Terrace of the Leper King is a masterpiece in Siem Reap that is rich in art, culture and mystery. Unlike most of the bas-reliefs in the area, the carvings on this terrace have more volume and details. The depiction of the citizens with varying classes and the Hindu deities look more lively and have more emotion.
Where it got its name is still a mystery that’s surrounded by different stories. But it raises an interesting idea because lepers were treated as outcasts in the past. What happens if the king himself gets the illness? How can you treat a king as an outcast? Since one of the previous kings was known to be infected by leprosy, did it result in a better treatment of lepers and a greater campaign for health treatments?
History of the Terrace of the Leper King
This massive monument has certain dating problems but its exact design was found in the Royal Palace which dated in the half of the 13th century. It was known to be an extension of the Terrace of the Elephants that was added by King Jayavarman VIII. The name Terrace of the Leper King was only given to it in the 15th century.
There are different speculations about who the leper king is. Some historians suggest that it’s King Yasovaraman I who is known as a leper.

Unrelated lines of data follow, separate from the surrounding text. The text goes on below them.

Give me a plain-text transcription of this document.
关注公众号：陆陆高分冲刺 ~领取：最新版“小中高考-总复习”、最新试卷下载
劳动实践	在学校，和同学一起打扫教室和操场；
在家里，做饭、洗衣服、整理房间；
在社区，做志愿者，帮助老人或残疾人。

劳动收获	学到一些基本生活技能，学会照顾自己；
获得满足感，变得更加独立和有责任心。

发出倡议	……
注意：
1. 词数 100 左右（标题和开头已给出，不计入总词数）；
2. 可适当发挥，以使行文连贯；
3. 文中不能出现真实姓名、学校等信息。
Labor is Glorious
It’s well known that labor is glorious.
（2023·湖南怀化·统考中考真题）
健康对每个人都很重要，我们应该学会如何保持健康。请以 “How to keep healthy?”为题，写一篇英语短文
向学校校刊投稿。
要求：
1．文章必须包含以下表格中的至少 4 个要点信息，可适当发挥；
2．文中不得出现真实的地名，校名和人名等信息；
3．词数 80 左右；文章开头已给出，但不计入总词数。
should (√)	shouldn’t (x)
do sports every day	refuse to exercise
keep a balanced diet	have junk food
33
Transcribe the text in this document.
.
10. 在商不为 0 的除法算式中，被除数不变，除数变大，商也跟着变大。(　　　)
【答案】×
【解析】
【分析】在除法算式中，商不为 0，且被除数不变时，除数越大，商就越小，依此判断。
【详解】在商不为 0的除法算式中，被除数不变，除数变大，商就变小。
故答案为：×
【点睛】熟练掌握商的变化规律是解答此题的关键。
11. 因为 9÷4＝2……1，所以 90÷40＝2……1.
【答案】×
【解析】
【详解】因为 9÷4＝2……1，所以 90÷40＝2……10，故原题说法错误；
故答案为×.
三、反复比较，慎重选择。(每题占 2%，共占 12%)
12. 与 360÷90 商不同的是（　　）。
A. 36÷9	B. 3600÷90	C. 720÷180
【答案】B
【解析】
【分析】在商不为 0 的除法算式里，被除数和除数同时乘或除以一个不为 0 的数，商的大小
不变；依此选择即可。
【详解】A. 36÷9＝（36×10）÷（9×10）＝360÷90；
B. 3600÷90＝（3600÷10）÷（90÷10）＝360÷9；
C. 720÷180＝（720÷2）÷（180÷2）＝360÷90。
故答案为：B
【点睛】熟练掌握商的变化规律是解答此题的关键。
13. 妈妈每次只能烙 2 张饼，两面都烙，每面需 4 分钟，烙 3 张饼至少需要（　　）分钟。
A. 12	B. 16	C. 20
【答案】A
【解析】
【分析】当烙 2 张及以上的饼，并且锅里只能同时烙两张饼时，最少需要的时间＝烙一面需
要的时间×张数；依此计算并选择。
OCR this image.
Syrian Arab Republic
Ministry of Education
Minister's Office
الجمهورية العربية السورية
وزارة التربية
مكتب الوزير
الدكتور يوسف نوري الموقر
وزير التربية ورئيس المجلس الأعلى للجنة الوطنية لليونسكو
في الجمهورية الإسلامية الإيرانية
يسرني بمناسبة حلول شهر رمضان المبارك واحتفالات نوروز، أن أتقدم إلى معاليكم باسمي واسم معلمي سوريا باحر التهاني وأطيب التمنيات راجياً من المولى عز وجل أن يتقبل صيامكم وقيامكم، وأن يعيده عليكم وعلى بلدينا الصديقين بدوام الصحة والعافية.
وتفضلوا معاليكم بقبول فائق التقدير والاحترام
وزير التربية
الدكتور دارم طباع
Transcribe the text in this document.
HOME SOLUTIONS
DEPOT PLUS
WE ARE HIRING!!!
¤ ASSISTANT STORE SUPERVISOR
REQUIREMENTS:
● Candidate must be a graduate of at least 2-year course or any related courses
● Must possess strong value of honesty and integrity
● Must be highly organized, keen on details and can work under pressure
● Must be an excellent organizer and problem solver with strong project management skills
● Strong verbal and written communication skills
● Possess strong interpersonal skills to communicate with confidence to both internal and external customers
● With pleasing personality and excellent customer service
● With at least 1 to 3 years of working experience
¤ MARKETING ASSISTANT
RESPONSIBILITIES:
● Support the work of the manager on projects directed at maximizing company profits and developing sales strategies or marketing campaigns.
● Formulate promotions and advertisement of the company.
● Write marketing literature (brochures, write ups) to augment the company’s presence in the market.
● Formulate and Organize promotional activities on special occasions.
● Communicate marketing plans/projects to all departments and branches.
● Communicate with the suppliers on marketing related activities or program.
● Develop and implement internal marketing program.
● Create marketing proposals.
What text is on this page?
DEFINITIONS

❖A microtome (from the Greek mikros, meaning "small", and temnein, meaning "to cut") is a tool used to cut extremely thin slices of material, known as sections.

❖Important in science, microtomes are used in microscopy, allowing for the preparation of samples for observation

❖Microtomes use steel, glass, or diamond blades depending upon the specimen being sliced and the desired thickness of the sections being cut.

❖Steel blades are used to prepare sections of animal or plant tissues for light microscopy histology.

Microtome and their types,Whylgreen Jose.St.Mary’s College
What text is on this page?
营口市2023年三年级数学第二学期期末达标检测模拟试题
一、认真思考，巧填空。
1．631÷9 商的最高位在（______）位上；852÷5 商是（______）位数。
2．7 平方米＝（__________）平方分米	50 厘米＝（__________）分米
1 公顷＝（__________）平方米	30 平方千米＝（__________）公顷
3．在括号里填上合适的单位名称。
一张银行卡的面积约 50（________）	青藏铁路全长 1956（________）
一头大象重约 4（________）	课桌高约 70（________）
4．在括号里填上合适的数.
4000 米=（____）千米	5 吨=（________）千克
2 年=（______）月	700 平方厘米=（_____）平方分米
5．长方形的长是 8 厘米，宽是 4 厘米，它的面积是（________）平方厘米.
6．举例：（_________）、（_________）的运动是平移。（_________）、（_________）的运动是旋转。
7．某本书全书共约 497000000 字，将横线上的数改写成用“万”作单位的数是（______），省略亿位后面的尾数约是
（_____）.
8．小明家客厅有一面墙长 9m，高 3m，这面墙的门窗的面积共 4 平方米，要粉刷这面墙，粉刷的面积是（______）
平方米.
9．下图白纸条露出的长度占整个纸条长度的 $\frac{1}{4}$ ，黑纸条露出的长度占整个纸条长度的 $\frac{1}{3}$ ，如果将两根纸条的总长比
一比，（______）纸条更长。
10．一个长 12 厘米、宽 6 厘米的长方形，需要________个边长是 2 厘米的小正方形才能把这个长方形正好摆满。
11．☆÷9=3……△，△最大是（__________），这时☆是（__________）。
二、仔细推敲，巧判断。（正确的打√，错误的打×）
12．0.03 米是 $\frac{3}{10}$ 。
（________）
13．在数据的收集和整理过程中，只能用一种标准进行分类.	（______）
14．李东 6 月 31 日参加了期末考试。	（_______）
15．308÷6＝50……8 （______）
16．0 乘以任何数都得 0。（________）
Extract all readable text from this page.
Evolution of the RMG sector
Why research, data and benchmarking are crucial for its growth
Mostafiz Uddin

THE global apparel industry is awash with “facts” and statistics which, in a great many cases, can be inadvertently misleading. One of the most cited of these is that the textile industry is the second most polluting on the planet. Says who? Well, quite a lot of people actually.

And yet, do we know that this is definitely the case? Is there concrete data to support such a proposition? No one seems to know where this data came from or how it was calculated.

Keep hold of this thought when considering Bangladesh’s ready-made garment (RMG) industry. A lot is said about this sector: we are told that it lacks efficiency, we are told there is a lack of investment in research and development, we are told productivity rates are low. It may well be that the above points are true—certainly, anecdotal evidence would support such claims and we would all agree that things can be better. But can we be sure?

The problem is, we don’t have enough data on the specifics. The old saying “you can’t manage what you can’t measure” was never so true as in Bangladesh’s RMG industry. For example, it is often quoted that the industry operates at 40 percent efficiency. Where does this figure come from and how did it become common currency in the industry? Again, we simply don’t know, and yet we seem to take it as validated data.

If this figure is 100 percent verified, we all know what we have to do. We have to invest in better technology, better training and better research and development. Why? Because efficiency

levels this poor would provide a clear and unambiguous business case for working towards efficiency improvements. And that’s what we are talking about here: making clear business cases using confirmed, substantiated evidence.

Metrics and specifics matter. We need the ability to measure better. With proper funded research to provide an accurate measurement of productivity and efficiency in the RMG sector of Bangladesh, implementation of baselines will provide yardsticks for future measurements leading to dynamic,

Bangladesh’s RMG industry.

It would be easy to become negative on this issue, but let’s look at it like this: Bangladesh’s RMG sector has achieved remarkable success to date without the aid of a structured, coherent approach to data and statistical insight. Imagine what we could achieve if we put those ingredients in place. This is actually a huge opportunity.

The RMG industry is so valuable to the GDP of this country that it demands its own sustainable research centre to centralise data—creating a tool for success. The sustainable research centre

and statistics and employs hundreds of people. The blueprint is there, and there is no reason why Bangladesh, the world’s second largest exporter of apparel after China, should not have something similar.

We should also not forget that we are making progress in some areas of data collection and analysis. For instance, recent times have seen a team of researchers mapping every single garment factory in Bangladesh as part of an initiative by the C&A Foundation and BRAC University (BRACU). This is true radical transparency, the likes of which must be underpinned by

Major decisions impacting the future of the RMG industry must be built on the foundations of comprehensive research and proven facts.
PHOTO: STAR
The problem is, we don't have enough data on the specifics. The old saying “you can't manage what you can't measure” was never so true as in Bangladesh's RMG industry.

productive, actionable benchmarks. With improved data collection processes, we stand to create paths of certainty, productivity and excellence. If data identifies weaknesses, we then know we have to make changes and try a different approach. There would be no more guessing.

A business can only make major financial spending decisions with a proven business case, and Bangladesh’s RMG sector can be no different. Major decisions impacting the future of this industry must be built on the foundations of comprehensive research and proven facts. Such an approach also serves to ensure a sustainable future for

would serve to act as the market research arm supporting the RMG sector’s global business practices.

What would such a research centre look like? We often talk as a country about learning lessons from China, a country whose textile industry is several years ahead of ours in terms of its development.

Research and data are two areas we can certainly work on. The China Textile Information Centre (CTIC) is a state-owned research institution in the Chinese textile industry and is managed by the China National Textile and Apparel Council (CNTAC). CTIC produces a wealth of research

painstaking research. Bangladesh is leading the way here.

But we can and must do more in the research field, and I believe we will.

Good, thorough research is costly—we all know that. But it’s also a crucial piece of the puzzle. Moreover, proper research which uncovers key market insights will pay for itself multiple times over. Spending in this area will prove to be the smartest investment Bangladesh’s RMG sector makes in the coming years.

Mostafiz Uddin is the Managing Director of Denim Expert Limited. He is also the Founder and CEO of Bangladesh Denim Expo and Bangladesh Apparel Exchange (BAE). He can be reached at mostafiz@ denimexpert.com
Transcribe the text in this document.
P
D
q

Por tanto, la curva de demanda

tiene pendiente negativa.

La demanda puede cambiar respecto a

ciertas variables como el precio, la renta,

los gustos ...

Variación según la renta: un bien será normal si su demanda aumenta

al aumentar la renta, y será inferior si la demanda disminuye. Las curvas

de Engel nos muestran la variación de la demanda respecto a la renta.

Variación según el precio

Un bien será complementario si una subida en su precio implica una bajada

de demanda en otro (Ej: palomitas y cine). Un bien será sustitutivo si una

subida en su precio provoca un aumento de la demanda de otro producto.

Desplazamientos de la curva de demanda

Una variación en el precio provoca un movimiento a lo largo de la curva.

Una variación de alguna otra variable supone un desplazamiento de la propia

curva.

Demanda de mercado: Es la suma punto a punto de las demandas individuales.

The theory that King Jayavarman VII is a leper that’s why he built many hospitals during his reign has no historical support. Another theory suggests that a strange statue was found on the terrace that had corrosion and lichens which gave the impression that who it represents was a leper.
The original statue is already in the National Museum of Phnom Penh while the one in the Terrace of the Leper King is a replica. That statue of a naked man that carries a mace on top of the monument actually depicts the deity Yama who is known as the god of the underworld.
Exploring the Terrace of the Leper King
The Terrace of the Leper King is just beside the Terrace of the Elephants. We actually thought at first that it was still part of the Terrace of the Elephants because of how close they are. It was eye-catching that’s why we took the short walk to get closer to it despite the heat of the afternoon. There’s a tendency for this terrace to be missed out but we’re glad that we didn’t.
For an ancient monument, the quality of its craftsmanship is unquestionably high. Looking at the figures and trying to understand what they are depicting is baffling. It’s hard to tell if the men carrying swords that are being fanned by women are the previous kings or his officials. The bottom part has a naga (serpent), that is also found in most of the temples.
We continued to check out the area and even went to a narrow alley where more bas-reliefs can be found. They seem to be depicting the same characters and they also have a naga at the bottom-center. Some of the figures have cracks and damages but the detail of their patterns still looks good.
Paintings and Stores
Speaking of art, modern Cambodians clearly inherited their creativity from their ancestors. Beautiful Cambodian paintings are displayed and being sold in the stalls close to the Terrace of the Leper King. What’s noticeable is that most of the paintings are images of Angkor Wat with some Bayon Temple. Angkor Wat is so iconic to them that they have even put it in their flag.
Other souvenir items are also sold nearby but I just want to give you a warning about buying their bottled water. Even our tour guide warned us about the unclean bottled waters that are mostly sold outside. We saw with our own eyes how there was a small insect in one of those. I ended up getting a canned soft drink instead.